Why the DPDP Act matters for HR
India's Digital Personal Data Protection Act, 2023 (DPDP Act) is the country's first comprehensive data privacy law, and its impact on human resources operations is profound. HR departments routinely handle some of the most sensitive personal data in any organisation — Aadhaar numbers, PAN details, salary information, medical records, background verification reports, and biometric attendance logs. Under the DPDP Act, every piece of this data is classified as "digital personal data" and is subject to strict processing rules. Organisations that fail to comply face penalties of up to ₹250 crore per violation, making this a board-level priority rather than a back-office checkbox.
The Act introduces the concept of a "Data Fiduciary" — the entity that determines the purpose and means of processing personal data. For most companies, this means the employer itself is the Data Fiduciary for employee and candidate data. The law also establishes the "Data Principal" — the individual whose data is being processed — and grants them clear rights including the right to access, correct, and erase their personal data. HR teams must understand these roles because they translate directly into operational obligations: you need lawful grounds for every piece of data you collect, and you must honour data principal requests within prescribed timelines.

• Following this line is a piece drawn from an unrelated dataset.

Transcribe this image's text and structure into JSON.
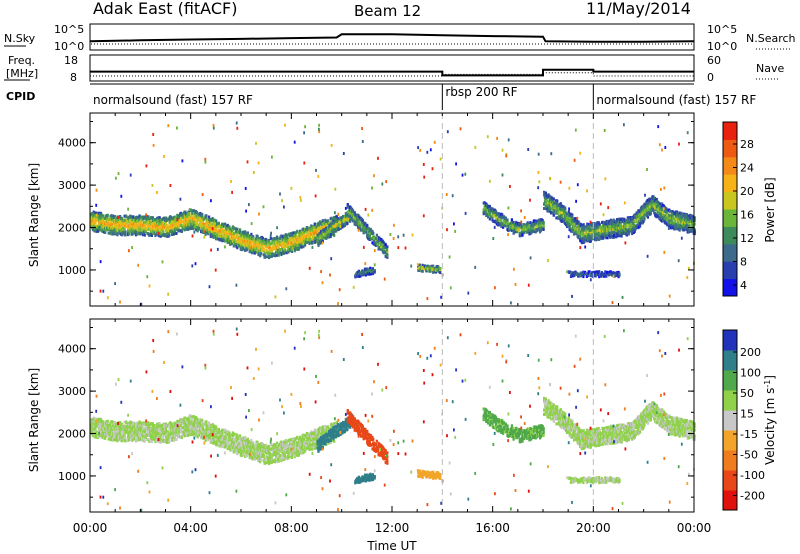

Consent and purpose limitation in recruitment
One of the most immediate changes HR teams will notice is around consent during recruitment. Under the DPDP Act, collecting a candidate's resume, running background checks, or storing interview recordings all require clear, informed, and specific consent. Generic statements like "by applying, you agree to our terms" are unlikely to pass muster. Instead, you need to tell candidates exactly what data you are collecting, why you are collecting it, and how long you will retain it. If you plan to use AI-powered tools for resume screening or video interview analysis, this must be explicitly disclosed. Platforms like Workro are already designed with consent capture built into the application flow, making it simpler to demonstrate compliance during audits.

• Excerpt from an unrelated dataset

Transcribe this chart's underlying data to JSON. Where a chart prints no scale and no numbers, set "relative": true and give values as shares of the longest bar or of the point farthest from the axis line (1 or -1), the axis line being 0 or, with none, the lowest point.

Purpose limitation is equally important. If a candidate applies for a software engineer role, you cannot repurpose their data for marketing campaigns or share it with unrelated group companies without obtaining fresh consent. This means HR teams need to audit their existing data flows — especially if resumes are stored in shared drives accessible across departments, or if candidate data is being used to train internal AI models. The Act requires that data collected for a specific purpose must be deleted once that purpose is fulfilled, which means rejected candidates' data cannot be retained indefinitely "just in case" a future role opens up. Most legal experts recommend a retention period of 6 to 12 months post-rejection, with clear disclosure to the candidate at the time of collection.
Employee data lifecycle management
Beyond recruitment, the DPDP Act affects the entire employee data lifecycle. From onboarding documents and payroll processing to performance reviews and exit formalities, every stage involves personal data that must be handled according to the law. HR teams should conduct a data mapping exercise — cataloguing every type of personal data collected, where it is stored, who has access, and what the legal basis for processing is. This exercise often reveals surprising data sprawl: employee details in spreadsheets on personal laptops, old HRIS systems that no one has audited in years, or WhatsApp groups where sensitive documents are shared casually. The DPDP Act demands that reasonable security safeguards be in place for all personal data, and demonstrating this requires proper documentation.
Practical steps for compliance
Start with these five actions: First, appoint a Data Protection Officer or equivalent internal owner for HR data compliance. Second, update your privacy notices for both candidates and employees to meet DPDP Act requirements — they must be clear, specific, and in plain language. Third, implement consent management workflows in your recruitment and HRIS systems. Fourth, establish data retention schedules with automated deletion for recruitment data, and enforce them rigorously. Fifth, train your HR team on data handling best practices — the most common breaches come from human error, not sophisticated cyberattacks. Using recruitment platforms that are built with privacy by design, such as Workro, significantly reduces the compliance burden by centralising candidate data, enforcing access controls, and maintaining audit trails automatically.